Calling manual review vibes is utterly ridiculous. It's not vibes to point out an O(n!) structure. It's not vibes to point out missing cases.

If your code reviews are 'vibes', you're bad at code review

> If we treat AI-generated code like human code that requires a line-by-line peer review, we are just walking the motorcycle.

To fix the analogy you're not reviewing the motorcycle, you're reviewing the motorcycle's behaviour during the lap.

visarga 2 days ago | parent [-]

> This is what code review is for.

My point is that visual inspection of code is just "vibe testing", and you can't reproduce it. Even you yourself, 6 months later, can't fully repeat the vibe check "LGTM" signal. That is why the proper form is a code test.

ben_w 2 days ago | parent | prev [-]

Yes and no.

Yes, I recon coding is dead.

No, that doesn't mean there's nothing to learn.

People like to make comparisons to calculators rendering mental arithmetic obsolete, so here's an anecdote: First year of university, I went to a local store and picked up three items each costing less than £1, the cashier rang up a total of more than £3 (I'd calculated the exact total and pre-prepared the change before reaching the head of the queue, but the exact price of 3 items isn't important enough to remember 20+ years later). The till itself was undoubtedly perfectly executing whatever maths it had been given, I assume the cashier mistyped or double-scanned. As I said, I had the exact total, the fact that I had to explain "three items costing less than £1 each cannot add up to more than £3" to the cashier shows that even this trivial level of mental arithmetic is not universal.

I now code with LLMs. They are so much faster than doing it by hand. But if I didn't already have experience of code review, I'd be limited to vibe-coding (by the original definition, not even checking). I've experimented with that to see what the result is, and the result is technical debt building up. I know what to do about that because of my experience with it in the past, and I can guide the LLM through that process, but if I didn't have that experience, the LLM would pile up more and more technical debt and grind the metaphorical motorbike's metaphorical wheels into the metaphorical mud.

visarga 2 days ago | parent [-]

> But if I didn't already have experience of code review, I'd be limited to vibe-coding (by the original definition, not even checking).

Code review done visually is "just vibe testing" in my book. It is not something you can reproduce, it depends on the context in your head this moment. So we need actual code tests. Relying on "Looks Good To Me" is hand waving, code smell level testing.

We are discussing vibe coding but the problem is actually vibe testing.

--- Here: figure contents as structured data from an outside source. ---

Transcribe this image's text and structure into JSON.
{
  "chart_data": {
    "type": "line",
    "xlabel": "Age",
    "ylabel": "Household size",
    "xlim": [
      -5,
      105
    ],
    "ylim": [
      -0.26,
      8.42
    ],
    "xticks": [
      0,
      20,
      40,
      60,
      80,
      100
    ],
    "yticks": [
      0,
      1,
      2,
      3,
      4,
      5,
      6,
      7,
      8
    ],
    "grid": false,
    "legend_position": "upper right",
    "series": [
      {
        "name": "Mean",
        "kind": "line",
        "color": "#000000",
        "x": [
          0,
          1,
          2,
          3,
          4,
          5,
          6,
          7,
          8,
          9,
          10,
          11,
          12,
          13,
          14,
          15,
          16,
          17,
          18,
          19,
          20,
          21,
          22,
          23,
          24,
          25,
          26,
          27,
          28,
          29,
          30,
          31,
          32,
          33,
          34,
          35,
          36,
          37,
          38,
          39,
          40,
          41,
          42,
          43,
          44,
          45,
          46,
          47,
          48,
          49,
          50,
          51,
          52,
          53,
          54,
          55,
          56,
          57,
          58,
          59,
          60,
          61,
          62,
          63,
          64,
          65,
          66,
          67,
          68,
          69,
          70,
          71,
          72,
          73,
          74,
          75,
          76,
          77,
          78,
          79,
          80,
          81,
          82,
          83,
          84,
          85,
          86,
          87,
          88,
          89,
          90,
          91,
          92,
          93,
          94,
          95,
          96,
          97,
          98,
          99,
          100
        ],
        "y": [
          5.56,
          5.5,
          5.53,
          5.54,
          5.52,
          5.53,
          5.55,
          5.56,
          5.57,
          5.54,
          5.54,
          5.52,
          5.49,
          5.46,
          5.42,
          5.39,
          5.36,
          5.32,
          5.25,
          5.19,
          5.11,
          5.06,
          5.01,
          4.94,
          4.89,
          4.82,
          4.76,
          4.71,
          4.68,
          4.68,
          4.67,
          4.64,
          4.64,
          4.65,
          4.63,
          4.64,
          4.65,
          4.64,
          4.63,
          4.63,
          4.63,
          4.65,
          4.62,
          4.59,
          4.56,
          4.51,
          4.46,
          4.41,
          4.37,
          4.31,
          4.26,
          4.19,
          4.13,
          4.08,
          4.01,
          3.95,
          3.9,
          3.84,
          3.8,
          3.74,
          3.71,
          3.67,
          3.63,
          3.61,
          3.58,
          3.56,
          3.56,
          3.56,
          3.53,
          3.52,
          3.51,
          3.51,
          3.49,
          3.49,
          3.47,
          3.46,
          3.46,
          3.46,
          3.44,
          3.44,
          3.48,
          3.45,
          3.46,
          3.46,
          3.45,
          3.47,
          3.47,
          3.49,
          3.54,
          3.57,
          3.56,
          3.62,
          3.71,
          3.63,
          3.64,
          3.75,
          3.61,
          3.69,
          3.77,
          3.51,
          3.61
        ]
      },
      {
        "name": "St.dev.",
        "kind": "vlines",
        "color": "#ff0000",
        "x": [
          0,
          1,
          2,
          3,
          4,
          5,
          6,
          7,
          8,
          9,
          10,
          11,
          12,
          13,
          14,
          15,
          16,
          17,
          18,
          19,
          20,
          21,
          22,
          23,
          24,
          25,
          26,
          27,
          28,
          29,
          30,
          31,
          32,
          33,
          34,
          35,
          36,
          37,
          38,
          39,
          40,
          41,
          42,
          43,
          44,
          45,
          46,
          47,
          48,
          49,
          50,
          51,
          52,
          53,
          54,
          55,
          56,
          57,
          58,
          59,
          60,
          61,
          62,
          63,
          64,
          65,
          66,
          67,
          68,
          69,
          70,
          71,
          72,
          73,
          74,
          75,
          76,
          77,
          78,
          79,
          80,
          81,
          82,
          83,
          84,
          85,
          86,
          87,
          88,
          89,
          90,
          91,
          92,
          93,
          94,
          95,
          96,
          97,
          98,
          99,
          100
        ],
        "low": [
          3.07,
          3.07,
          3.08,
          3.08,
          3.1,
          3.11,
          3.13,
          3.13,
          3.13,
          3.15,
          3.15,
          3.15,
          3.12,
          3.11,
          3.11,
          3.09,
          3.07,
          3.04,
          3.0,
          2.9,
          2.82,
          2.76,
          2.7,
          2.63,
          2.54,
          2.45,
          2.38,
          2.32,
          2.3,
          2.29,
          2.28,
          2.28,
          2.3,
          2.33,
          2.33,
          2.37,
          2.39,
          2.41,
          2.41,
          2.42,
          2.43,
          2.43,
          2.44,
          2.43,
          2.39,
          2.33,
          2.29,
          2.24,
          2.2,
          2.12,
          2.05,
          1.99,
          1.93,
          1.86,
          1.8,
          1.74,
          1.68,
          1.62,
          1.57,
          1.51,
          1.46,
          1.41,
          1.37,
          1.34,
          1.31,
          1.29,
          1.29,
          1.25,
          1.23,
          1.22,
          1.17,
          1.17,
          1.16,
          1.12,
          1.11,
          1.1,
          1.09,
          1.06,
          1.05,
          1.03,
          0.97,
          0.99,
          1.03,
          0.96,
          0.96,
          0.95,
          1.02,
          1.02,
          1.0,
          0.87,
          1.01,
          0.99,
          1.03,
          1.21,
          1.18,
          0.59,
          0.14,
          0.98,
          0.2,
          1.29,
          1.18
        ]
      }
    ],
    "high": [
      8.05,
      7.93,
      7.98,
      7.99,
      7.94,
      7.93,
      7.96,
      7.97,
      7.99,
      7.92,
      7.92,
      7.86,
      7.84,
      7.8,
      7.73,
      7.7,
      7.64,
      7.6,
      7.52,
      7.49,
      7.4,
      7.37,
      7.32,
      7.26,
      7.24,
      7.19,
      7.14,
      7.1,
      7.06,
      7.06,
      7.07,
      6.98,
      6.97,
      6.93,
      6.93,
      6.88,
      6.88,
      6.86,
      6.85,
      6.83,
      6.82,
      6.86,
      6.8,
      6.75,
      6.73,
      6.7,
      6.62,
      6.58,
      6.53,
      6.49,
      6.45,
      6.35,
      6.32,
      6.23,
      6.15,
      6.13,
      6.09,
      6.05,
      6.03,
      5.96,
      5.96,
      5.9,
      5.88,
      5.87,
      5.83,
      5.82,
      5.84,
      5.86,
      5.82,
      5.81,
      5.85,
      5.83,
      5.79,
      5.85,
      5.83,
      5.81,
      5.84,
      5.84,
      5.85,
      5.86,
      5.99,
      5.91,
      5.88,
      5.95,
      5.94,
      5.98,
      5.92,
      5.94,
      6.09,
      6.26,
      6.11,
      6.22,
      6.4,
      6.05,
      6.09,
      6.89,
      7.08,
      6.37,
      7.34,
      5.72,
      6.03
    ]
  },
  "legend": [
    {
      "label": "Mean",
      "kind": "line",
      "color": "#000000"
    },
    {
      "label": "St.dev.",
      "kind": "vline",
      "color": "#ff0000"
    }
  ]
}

You don't even need to be in the AI age to vibe test, it's how we always did it when manually reviewing code. And in this age it means "walking your motorcycle" speed, we need to automate this by more extensive code tests.

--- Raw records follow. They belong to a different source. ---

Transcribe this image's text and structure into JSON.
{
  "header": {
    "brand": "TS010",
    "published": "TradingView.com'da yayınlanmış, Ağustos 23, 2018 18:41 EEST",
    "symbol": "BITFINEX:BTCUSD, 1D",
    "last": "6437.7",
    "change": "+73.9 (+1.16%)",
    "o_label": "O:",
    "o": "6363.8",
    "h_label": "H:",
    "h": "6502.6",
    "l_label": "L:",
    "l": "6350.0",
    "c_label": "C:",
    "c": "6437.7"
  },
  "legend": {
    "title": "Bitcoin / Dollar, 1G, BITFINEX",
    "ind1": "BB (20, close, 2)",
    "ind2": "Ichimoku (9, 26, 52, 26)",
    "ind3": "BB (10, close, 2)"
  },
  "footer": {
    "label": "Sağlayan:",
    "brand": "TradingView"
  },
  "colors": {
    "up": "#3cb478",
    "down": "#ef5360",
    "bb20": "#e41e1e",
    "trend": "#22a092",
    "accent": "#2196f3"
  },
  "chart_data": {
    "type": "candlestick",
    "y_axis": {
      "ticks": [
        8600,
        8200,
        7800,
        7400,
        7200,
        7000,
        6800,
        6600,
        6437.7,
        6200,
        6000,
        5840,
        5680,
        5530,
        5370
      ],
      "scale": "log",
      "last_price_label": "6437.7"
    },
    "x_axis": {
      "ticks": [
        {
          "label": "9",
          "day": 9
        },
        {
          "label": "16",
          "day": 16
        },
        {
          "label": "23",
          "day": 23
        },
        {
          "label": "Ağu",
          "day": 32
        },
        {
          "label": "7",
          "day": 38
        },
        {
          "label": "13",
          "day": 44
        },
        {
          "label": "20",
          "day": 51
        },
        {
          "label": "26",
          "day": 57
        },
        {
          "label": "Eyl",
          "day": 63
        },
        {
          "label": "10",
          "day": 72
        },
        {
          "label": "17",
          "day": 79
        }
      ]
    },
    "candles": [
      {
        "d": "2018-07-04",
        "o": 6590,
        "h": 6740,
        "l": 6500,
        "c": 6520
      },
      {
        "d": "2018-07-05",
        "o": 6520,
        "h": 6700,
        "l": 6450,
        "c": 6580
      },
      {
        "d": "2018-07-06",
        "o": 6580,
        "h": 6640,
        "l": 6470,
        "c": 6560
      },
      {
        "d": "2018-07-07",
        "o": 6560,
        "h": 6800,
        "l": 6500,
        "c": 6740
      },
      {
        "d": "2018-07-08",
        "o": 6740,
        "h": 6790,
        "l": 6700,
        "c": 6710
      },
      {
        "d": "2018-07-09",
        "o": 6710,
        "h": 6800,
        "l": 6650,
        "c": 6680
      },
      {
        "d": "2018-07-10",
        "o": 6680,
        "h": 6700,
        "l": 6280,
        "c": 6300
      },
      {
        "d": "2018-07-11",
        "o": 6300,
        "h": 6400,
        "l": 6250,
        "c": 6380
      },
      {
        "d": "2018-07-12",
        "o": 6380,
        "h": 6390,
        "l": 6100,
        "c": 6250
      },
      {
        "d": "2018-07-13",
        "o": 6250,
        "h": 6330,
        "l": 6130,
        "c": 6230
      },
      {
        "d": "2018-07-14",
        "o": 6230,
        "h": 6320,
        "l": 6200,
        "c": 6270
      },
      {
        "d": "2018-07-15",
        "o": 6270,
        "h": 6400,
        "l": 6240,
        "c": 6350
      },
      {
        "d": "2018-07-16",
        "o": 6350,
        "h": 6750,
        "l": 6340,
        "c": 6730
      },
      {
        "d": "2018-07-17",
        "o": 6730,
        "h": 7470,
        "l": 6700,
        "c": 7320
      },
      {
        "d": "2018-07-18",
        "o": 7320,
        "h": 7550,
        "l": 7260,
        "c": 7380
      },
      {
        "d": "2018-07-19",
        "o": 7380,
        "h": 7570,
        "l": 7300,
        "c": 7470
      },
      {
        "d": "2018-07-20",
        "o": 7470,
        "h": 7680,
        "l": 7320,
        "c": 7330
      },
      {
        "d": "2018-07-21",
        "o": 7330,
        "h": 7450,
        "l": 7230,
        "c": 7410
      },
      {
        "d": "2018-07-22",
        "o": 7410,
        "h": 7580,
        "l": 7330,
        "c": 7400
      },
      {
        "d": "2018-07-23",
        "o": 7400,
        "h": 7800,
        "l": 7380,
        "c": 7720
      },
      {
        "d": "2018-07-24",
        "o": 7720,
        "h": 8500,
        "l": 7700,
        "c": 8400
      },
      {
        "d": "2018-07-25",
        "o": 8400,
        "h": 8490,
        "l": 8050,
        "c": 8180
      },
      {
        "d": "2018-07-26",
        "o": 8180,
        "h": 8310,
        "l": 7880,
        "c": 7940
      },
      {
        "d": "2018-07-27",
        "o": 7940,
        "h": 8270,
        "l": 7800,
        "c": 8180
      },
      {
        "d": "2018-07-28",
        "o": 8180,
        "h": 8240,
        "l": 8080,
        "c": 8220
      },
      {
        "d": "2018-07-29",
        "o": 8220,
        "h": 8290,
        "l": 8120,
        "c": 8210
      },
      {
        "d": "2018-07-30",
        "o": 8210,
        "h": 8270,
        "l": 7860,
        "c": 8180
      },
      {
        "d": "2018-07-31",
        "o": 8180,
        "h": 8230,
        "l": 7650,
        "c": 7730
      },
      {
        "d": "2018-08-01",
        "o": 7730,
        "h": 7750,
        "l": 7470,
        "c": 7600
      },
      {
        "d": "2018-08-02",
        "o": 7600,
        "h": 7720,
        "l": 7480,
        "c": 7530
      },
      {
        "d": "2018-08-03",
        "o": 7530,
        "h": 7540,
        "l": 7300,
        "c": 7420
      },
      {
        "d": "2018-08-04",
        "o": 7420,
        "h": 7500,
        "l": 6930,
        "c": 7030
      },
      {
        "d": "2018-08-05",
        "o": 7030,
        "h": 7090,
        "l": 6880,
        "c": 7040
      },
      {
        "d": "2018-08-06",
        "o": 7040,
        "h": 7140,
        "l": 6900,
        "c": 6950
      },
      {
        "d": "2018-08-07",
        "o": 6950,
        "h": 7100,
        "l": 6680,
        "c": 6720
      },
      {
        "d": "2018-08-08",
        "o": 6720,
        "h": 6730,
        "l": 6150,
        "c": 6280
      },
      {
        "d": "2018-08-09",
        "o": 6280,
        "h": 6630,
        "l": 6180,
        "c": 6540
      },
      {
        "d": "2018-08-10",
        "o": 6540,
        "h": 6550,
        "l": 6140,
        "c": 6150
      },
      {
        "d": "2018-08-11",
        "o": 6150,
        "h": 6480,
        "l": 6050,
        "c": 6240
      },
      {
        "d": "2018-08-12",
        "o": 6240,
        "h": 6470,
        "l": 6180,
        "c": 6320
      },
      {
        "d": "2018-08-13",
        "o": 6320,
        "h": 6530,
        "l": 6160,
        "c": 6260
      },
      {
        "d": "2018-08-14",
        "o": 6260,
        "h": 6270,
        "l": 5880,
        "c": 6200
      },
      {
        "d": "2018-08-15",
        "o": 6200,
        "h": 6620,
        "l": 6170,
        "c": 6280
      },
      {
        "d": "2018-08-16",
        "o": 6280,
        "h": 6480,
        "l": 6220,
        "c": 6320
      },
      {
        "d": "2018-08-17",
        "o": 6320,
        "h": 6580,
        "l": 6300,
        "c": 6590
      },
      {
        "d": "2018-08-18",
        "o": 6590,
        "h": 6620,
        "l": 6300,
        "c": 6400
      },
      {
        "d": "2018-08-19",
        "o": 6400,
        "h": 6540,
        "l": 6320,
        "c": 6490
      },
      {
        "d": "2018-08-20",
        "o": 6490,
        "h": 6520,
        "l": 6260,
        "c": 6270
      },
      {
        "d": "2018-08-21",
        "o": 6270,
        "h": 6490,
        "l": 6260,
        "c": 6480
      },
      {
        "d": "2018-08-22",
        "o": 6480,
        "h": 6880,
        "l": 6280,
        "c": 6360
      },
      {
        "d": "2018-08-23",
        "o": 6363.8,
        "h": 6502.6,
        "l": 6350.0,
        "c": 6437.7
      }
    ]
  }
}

ben_w 2 days ago | parent [-]

I agree that actual tests are also necessary, that code review is not enough by itself. As LLMs can also write tests, I think getting as close as is sane to 100% code coverage is almost the first thing people should be doing with LLM assistance (and also, "as close as is sane": make sure that it really is a question of "I thought carefully and have good reason why there's no point testing this" rather than "I'm done writing test code, I'm sure it's fine to not test this", because LLMs are just that cheap).

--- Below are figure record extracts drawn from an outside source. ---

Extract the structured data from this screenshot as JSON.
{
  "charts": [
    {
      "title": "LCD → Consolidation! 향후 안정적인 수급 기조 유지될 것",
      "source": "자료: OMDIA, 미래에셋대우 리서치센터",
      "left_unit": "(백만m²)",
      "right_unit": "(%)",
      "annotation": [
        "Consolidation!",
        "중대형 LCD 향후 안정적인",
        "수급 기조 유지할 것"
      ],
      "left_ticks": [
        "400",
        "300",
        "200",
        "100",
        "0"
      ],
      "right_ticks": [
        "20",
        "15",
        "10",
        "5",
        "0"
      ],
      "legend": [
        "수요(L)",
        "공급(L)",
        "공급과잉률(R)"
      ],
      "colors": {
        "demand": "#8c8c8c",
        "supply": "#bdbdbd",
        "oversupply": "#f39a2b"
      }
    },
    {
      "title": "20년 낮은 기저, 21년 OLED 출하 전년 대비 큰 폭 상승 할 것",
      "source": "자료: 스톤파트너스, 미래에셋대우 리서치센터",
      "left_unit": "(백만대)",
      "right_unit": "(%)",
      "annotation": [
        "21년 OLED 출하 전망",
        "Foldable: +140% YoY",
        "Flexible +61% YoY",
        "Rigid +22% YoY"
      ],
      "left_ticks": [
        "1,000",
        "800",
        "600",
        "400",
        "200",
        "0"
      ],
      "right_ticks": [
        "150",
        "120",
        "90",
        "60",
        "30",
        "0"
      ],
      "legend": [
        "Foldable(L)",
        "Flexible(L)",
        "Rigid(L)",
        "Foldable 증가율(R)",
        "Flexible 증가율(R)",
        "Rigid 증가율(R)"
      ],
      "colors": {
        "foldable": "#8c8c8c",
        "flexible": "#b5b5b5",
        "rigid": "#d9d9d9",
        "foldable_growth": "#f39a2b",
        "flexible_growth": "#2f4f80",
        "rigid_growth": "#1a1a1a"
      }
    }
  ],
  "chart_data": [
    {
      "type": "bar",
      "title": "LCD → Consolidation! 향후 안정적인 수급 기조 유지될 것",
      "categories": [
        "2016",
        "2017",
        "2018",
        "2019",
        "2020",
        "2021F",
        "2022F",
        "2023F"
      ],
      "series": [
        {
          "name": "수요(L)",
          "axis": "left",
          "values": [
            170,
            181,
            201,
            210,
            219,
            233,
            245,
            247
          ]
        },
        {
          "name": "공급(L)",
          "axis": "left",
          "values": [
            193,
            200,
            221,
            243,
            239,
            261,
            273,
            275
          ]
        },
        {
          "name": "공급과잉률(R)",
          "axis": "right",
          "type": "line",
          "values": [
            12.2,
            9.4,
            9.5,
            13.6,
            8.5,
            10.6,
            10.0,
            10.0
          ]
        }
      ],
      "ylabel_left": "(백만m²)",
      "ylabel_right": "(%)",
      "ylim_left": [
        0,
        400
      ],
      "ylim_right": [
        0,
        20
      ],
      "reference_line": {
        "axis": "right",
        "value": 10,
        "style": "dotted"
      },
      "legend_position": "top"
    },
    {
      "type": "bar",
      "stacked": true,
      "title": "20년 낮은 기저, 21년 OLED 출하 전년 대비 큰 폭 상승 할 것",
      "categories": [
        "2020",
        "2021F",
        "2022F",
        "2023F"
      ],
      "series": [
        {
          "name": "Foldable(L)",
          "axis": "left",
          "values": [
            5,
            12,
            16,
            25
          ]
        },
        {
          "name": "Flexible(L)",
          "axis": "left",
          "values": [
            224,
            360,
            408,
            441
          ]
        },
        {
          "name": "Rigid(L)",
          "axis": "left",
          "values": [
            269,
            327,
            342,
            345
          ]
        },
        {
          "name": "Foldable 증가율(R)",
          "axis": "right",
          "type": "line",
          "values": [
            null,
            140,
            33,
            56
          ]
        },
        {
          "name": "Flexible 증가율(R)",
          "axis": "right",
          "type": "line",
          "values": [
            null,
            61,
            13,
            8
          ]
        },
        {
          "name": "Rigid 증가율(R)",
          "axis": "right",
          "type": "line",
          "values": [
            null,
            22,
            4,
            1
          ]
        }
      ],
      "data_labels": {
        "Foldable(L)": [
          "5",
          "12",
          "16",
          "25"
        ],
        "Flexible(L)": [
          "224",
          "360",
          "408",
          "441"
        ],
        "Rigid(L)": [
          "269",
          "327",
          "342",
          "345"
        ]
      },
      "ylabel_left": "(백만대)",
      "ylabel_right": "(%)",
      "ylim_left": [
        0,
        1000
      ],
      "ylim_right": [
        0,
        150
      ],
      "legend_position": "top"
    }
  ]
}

However, code review can spot things like "this is O(n^2) when it could be O(n•log(n))", or "you're doing a server round trip for each item instead of parallelising them" etc.

You can also ask an LLM for a code review. They're fast and cheap, and whatever the LLM catches is something you get without having to waste a coworker's time. But LLMs have blind spots, and more importantly all LLMs (being trained on roughly the same stuff in roughly the same way) have roughly the same blind spots, whereas human blind spots are less correlated and expand coverage.

And code smells are still relevant for LLMs. You do want to make sure they're e.g. using a centralised UI style system and not copy-pasting style into each widget, because duplication wastes tokens and is harder to correctly update with LLMs for much the same reason it is with humans: stuff gets missed during the process when it's copypasta.